Utilizing Excel’s Pivot Table Builder, you can create a pivot table to link number of visits to Client IP and then get a feel for the counts of visits from malicious IP’s. Client IP’s determine where your visitors are coming from and can easily give you insight into where most of your visitors are based. Renaming the table headers to Client IP, Hits and finally a User Agent column gives you a setup to determine which IP’s have visited your site the most.
The User Agent determines the browser version and the operating system version that your visitor was running.
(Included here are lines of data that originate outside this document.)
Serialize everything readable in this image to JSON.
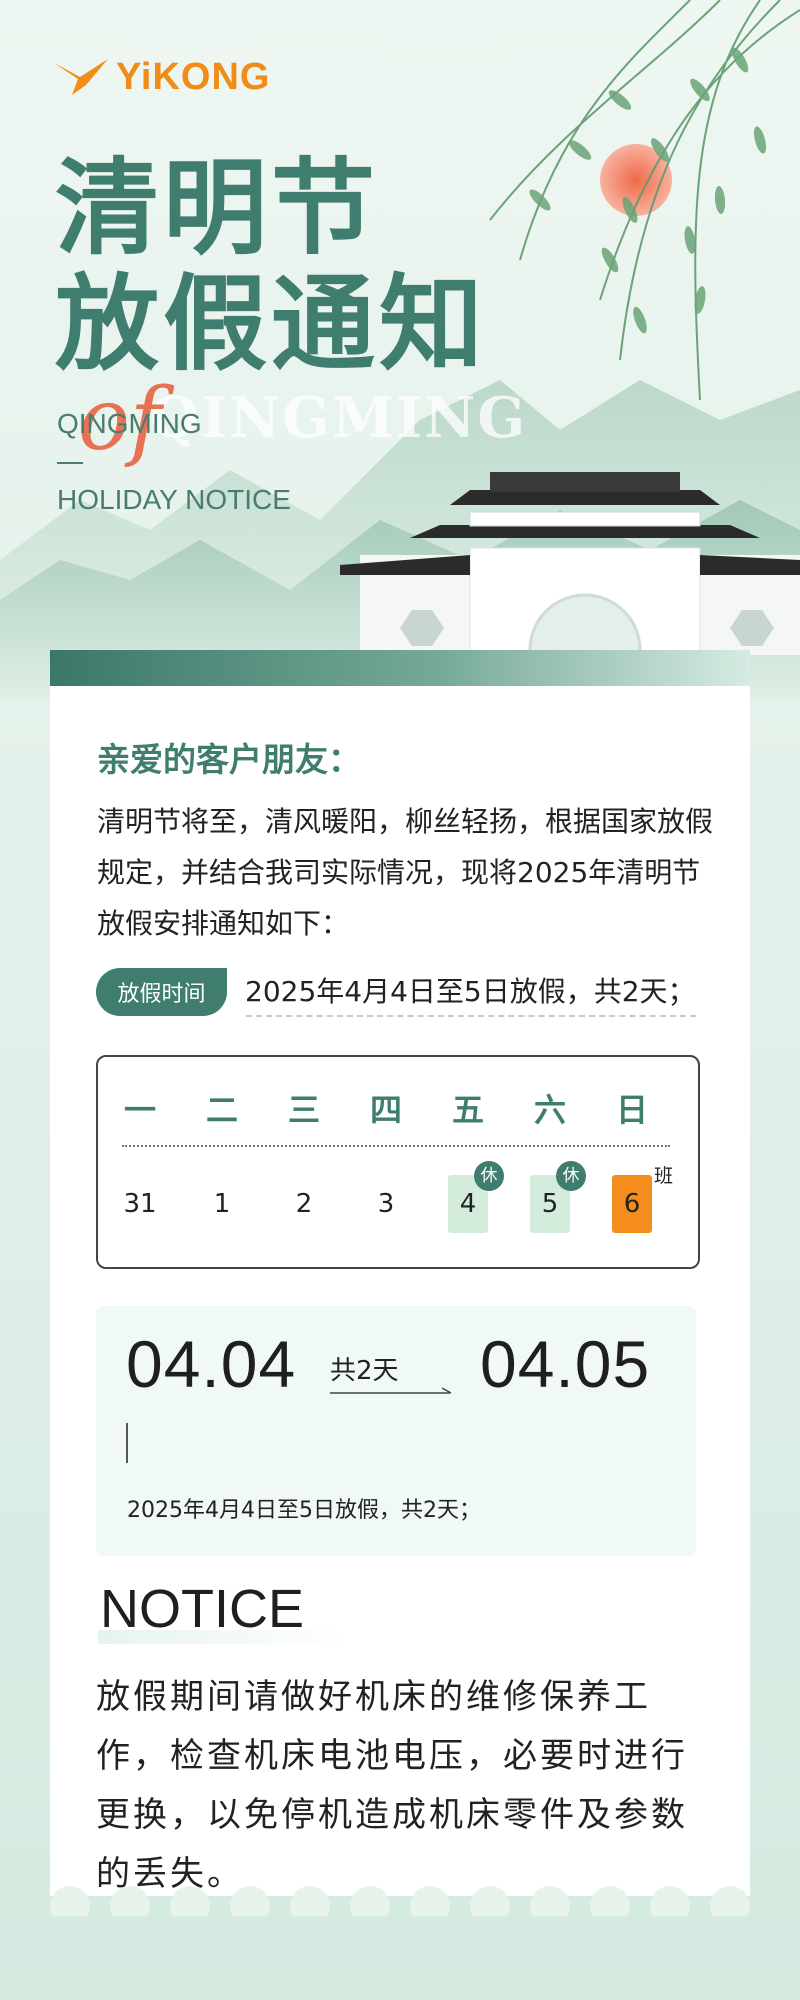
{
  "brand": {
    "name": "YiKONG",
    "color": "#f08c18"
  },
  "hero": {
    "title_line1": "清明节",
    "title_line2": "放假通知",
    "sub_line1": "QINGMING",
    "sub_line2": "HOLIDAY NOTICE",
    "script_word": "of",
    "ghost_text": "QINGMING"
  },
  "letter": {
    "greeting": "亲爱的客户朋友：",
    "paragraph": "清明节将至，清风暖阳，柳丝轻扬，根据国家放假规定，并结合我司实际情况，现将2025年清明节放假安排通知如下：",
    "tag": "放假时间",
    "tag_text": "2025年4月4日至5日放假，共2天；"
  },
  "calendar": {
    "weekdays": [
      "一",
      "二",
      "三",
      "四",
      "五",
      "六",
      "日"
    ],
    "days": [
      "31",
      "1",
      "2",
      "3",
      "4",
      "5",
      "6"
    ],
    "rest_badge": "休",
    "work_badge": "班",
    "colors": {
      "rest": "#d3ecdc",
      "work": "#f58d1c",
      "accent": "#3f7d6e"
    }
  },
  "range": {
    "start": "04.04",
    "end": "04.05",
    "duration": "共2天",
    "note": "2025年4月4日至5日放假，共2天；"
  },
  "notice": {
    "heading": "NOTICE",
    "text": "放假期间请做好机床的维修保养工作，检查机床电池电压，必要时进行更换，以免停机造成机床零件及参数的丢失。"
  }
}
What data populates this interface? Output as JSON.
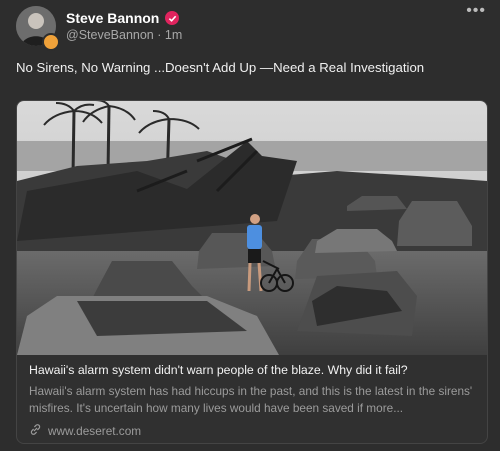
{
  "author": {
    "name": "Steve Bannon",
    "handle": "@SteveBannon",
    "separator": "·",
    "time": "1m"
  },
  "post": {
    "text": "No Sirens, No Warning ...Doesn't Add Up —Need a Real Investigation"
  },
  "link_preview": {
    "title": "Hawaii's alarm system didn't warn people of the blaze. Why did it fail?",
    "description": "Hawaii's alarm system has had hiccups in the past, and this is the latest in the sirens' misfires. It's uncertain how many lives would have been saved if more...",
    "domain": "www.deseret.com"
  },
  "icons": {
    "verified": "verified-badge-icon",
    "more": "more-options-icon",
    "link": "link-icon"
  },
  "colors": {
    "background": "#2d2d2d",
    "verified_badge": "#e0245e",
    "avatar_badge": "#f0a23a"
  }
}
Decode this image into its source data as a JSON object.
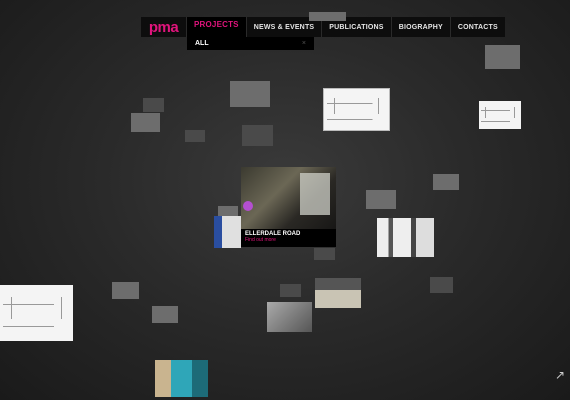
{
  "brand": {
    "logo_text": "pma",
    "accent": "#e0147c"
  },
  "nav": {
    "items": [
      {
        "label": "PROJECTS",
        "active": true
      },
      {
        "label": "NEWS & EVENTS",
        "active": false
      },
      {
        "label": "PUBLICATIONS",
        "active": false
      },
      {
        "label": "BIOGRAPHY",
        "active": false
      },
      {
        "label": "CONTACTS",
        "active": false
      }
    ]
  },
  "filter": {
    "selected": "ALL",
    "close_icon": "close-icon"
  },
  "featured": {
    "name": "ELLERDALE ROAD",
    "subtitle": "Find out more"
  },
  "corner_icon": "expand-icon"
}
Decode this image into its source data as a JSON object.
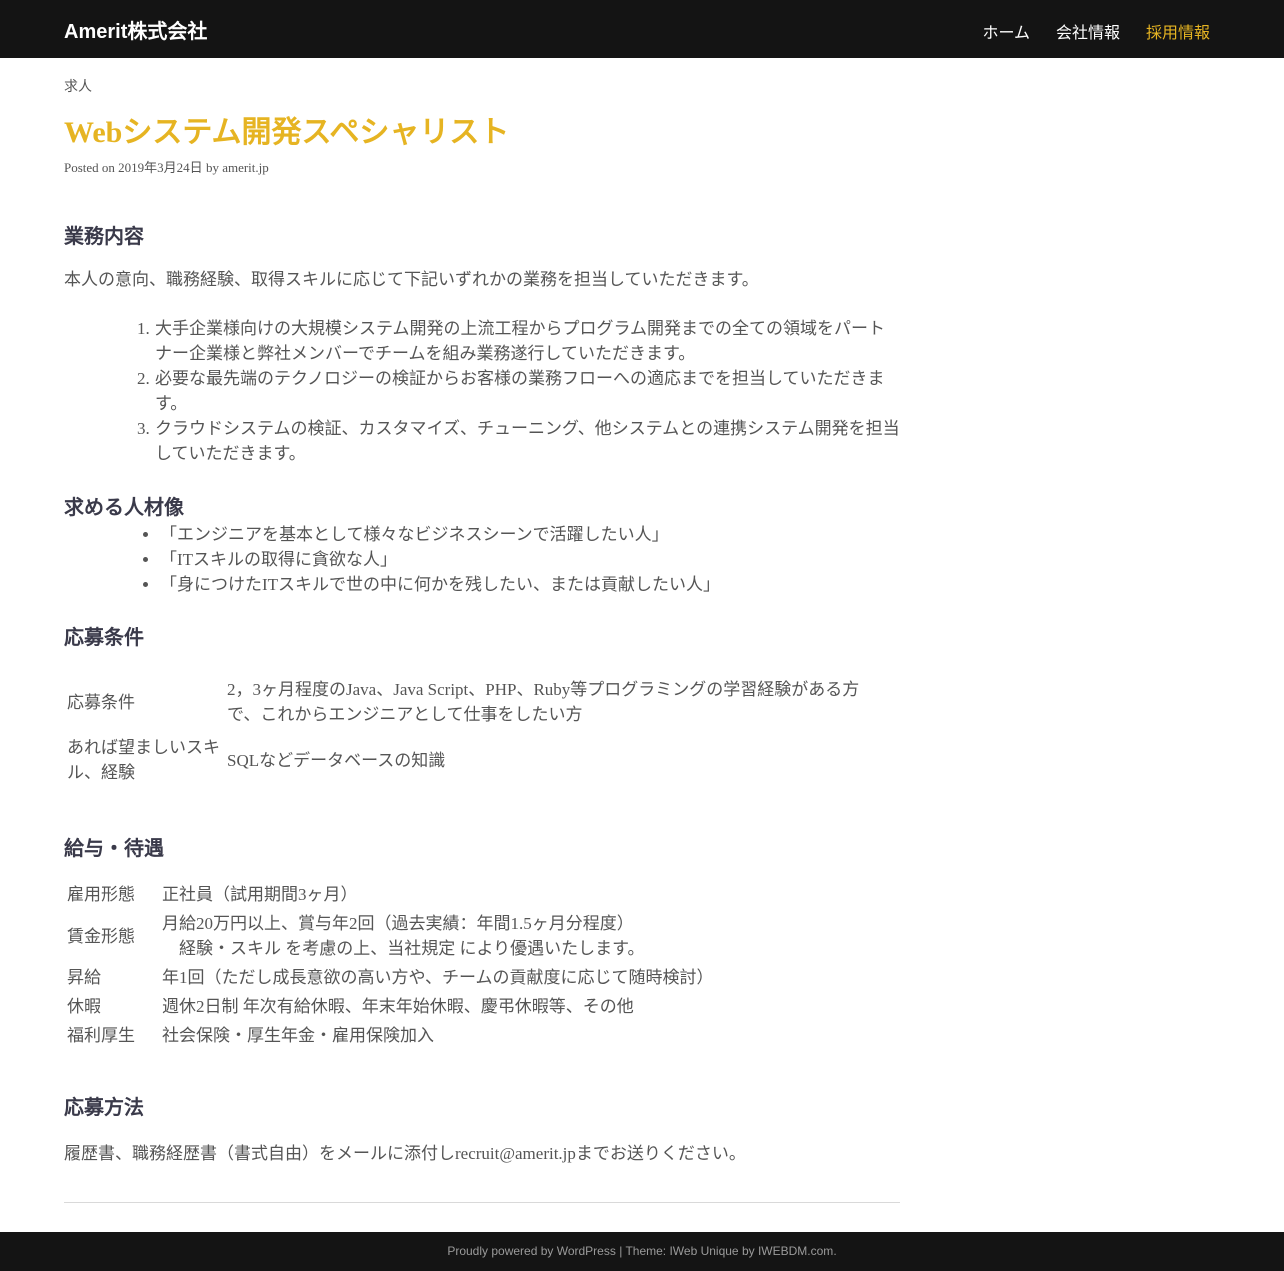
{
  "header": {
    "site_title": "Amerit株式会社",
    "nav": [
      {
        "label": "ホーム"
      },
      {
        "label": "会社情報"
      },
      {
        "label": "採用情報"
      }
    ]
  },
  "post": {
    "category": "求人",
    "title": "Webシステム開発スペシャリスト",
    "meta": {
      "posted_on": "Posted on",
      "date": "2019年3月24日",
      "by": "by",
      "author": "amerit.jp"
    }
  },
  "sections": {
    "duties": {
      "heading": "業務内容",
      "intro": "本人の意向、職務経験、取得スキルに応じて下記いずれかの業務を担当していただきます。",
      "items": [
        "大手企業様向けの大規模システム開発の上流工程からプログラム開発までの全ての領域をパートナー企業様と弊社メンバーでチームを組み業務遂行していただきます。",
        "必要な最先端のテクノロジーの検証からお客様の業務フローへの適応までを担当していただきます。",
        "クラウドシステムの検証、カスタマイズ、チューニング、他システムとの連携システム開発を担当していただきます。"
      ]
    },
    "persona": {
      "heading": "求める人材像",
      "items": [
        "「エンジニアを基本として様々なビジネスシーンで活躍したい人」",
        "「ITスキルの取得に貪欲な人」",
        "「身につけたITスキルで世の中に何かを残したい、または貢献したい人」"
      ]
    },
    "requirements": {
      "heading": "応募条件",
      "rows": [
        {
          "key": "応募条件",
          "value": "2，3ヶ月程度のJava、Java Script、PHP、Ruby等プログラミングの学習経験がある方で、これからエンジニアとして仕事をしたい方"
        },
        {
          "key": "あれば望ましいスキル、経験",
          "value": "SQLなどデータベースの知識"
        }
      ]
    },
    "salary": {
      "heading": "給与・待遇",
      "rows": [
        {
          "key": "雇用形態",
          "value": "正社員（試用期間3ヶ月）"
        },
        {
          "key": "賃金形態",
          "value": "月給20万円以上、賞与年2回（過去実績：年間1.5ヶ月分程度）",
          "value2": "経験・スキル を考慮の上、当社規定 により優遇いたします。"
        },
        {
          "key": "昇給",
          "value": "年1回（ただし成長意欲の高い方や、チームの貢献度に応じて随時検討）"
        },
        {
          "key": "休暇",
          "value": "週休2日制 年次有給休暇、年末年始休暇、慶弔休暇等、その他"
        },
        {
          "key": "福利厚生",
          "value": "社会保険・厚生年金・雇用保険加入"
        }
      ]
    },
    "apply": {
      "heading": "応募方法",
      "text": "履歴書、職務経歴書（書式自由）をメールに添付しrecruit@amerit.jpまでお送りください。"
    }
  },
  "footer": {
    "powered": "Proudly powered by WordPress",
    "sep": " | ",
    "theme": "Theme: IWeb Unique by",
    "theme_author": "IWEBDM.com",
    "dot": "."
  },
  "colors": {
    "accent": "#e6b422",
    "topbar_bg": "#141414",
    "text": "#555555",
    "heading": "#3a3a4a"
  }
}
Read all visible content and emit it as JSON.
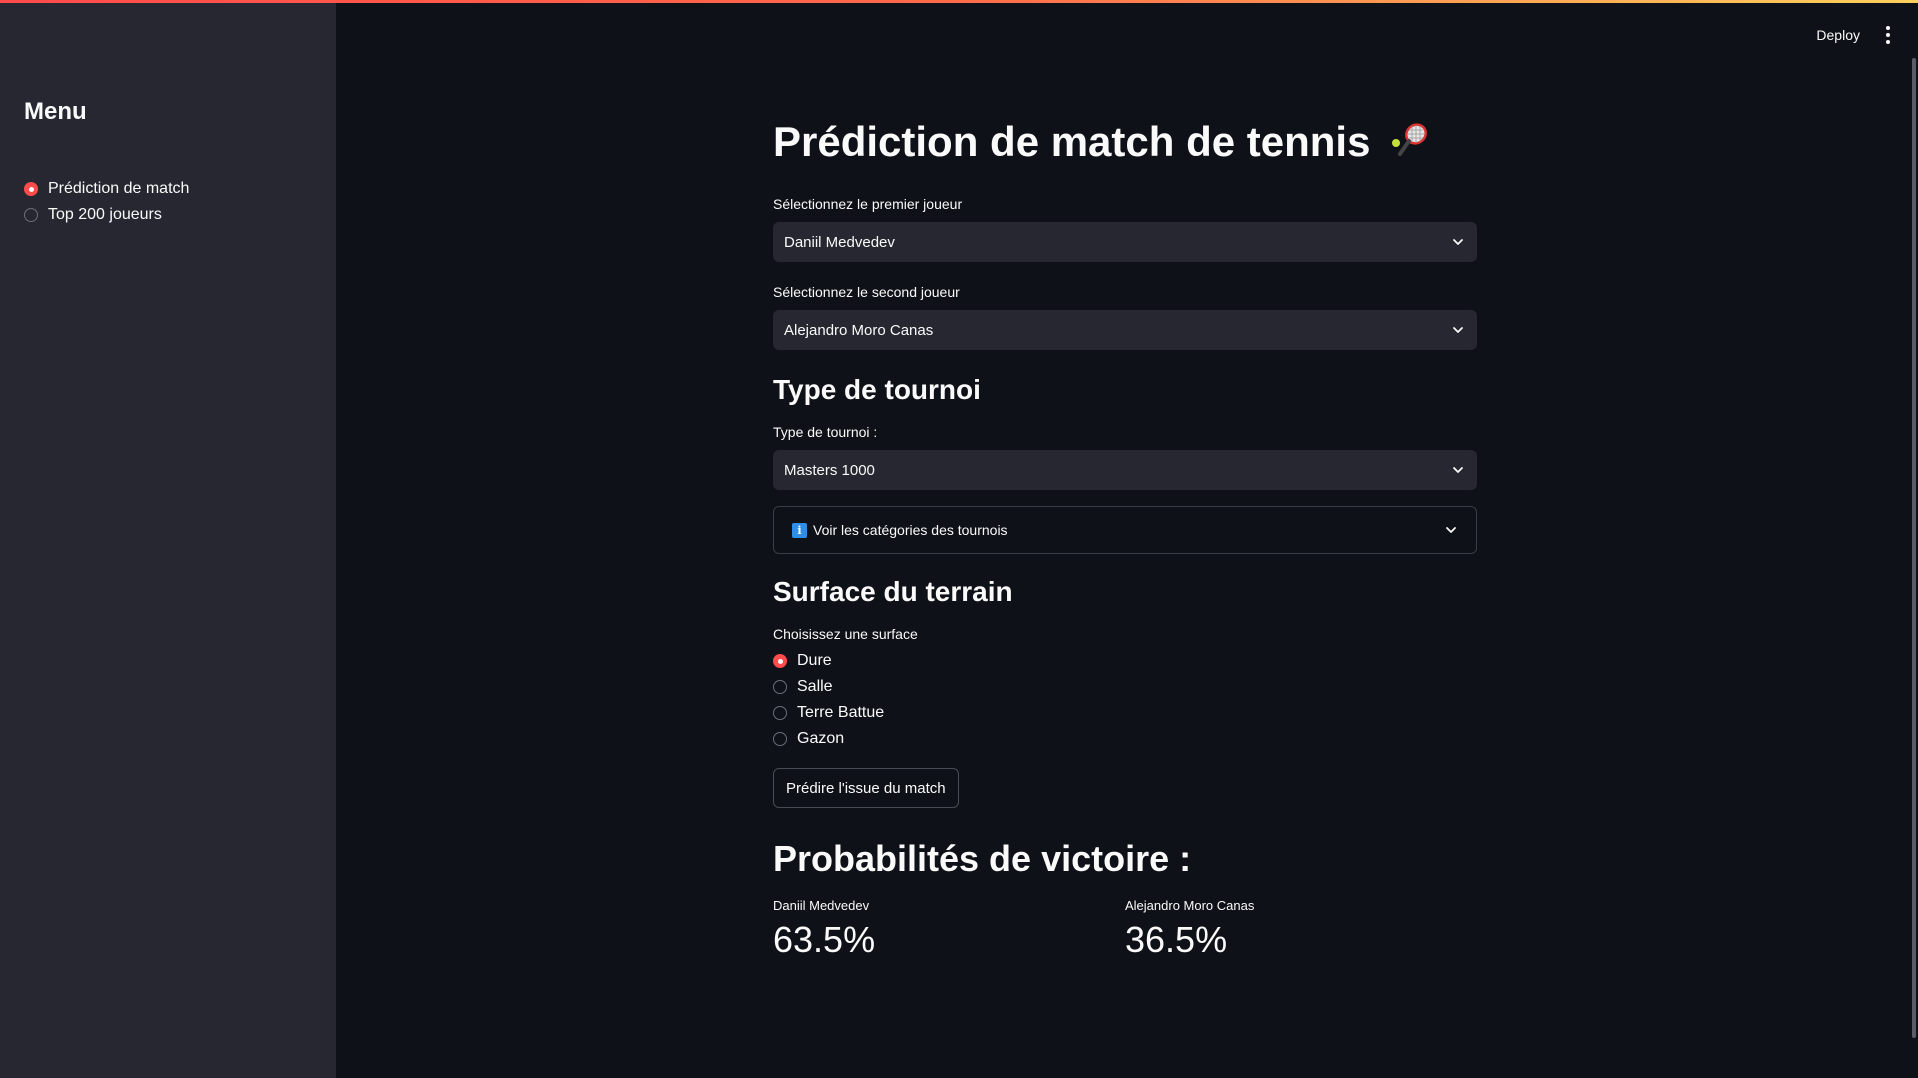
{
  "sidebar": {
    "title": "Menu",
    "items": [
      {
        "label": "Prédiction de match",
        "selected": true
      },
      {
        "label": "Top 200 joueurs",
        "selected": false
      }
    ]
  },
  "header": {
    "deploy_label": "Deploy",
    "menu_icon": "kebab-menu-icon"
  },
  "main": {
    "title": "Prédiction de match de tennis",
    "title_icon": "tennis-racket-icon",
    "player1": {
      "label": "Sélectionnez le premier joueur",
      "value": "Daniil Medvedev"
    },
    "player2": {
      "label": "Sélectionnez le second joueur",
      "value": "Alejandro Moro Canas"
    },
    "tournament_section": "Type de tournoi",
    "tournament": {
      "label": "Type de tournoi :",
      "value": "Masters 1000"
    },
    "expander_label": "Voir les catégories des tournois",
    "surface_section": "Surface du terrain",
    "surface": {
      "label": "Choisissez une surface",
      "options": [
        {
          "label": "Dure",
          "selected": true
        },
        {
          "label": "Salle",
          "selected": false
        },
        {
          "label": "Terre Battue",
          "selected": false
        },
        {
          "label": "Gazon",
          "selected": false
        }
      ]
    },
    "predict_button": "Prédire l'issue du match",
    "prob_heading": "Probabilités de victoire :",
    "metrics": [
      {
        "label": "Daniil Medvedev",
        "value": "63.5%"
      },
      {
        "label": "Alejandro Moro Canas",
        "value": "36.5%"
      }
    ]
  },
  "colors": {
    "accent": "#ff4b4b",
    "background": "#0e1117",
    "sidebar": "#262730",
    "input": "#262730"
  }
}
Obviously, bots would have none of these so it’s just a matter of determining which ones are blank to pinpoint the presence of bots.
Blocking the IP: After you’ve figured out which IP is the bot location, you can now move forward in blocking reference to the bots in your analytics reports.
Additionally, if you’re concerned about security, you can also block the bots from accessing the site altogether. Google Analytics gives you the option to block individual IP’s. It also comes with a built in bot-checker that you can enable in the Admin panel under View Settings and by selecting “Exclude all hits from known bots and spiders.”
A handy tool for filtering your analytics to get a more realistic view of your outreach. Omniture gives you a bit more control about your analytics viewing and tabulation by giving you the option to exclude individual IP’s, exclude a set of IP’s (if you have a large number of bot entries) or create a processing rule that ignores certain IP’s and IP ranges.
On the server side of the spectrum, you can limit the availability of your site to certain visitors based on their IP. CPanel includes a handy IP Deny manager which allows you to enter IP’s that you can deny access to. In Apache, you can utilize either the mod_authz_host module or the .htaccess module, but the former is the more preferred method for controlling access. Open IIS Manager allows blocking through its features view, then navigating to the IP4 Address and Domain Restrictions, then to the actions pane and finally adding the IP address of the bot into the Add/Deny Entry list.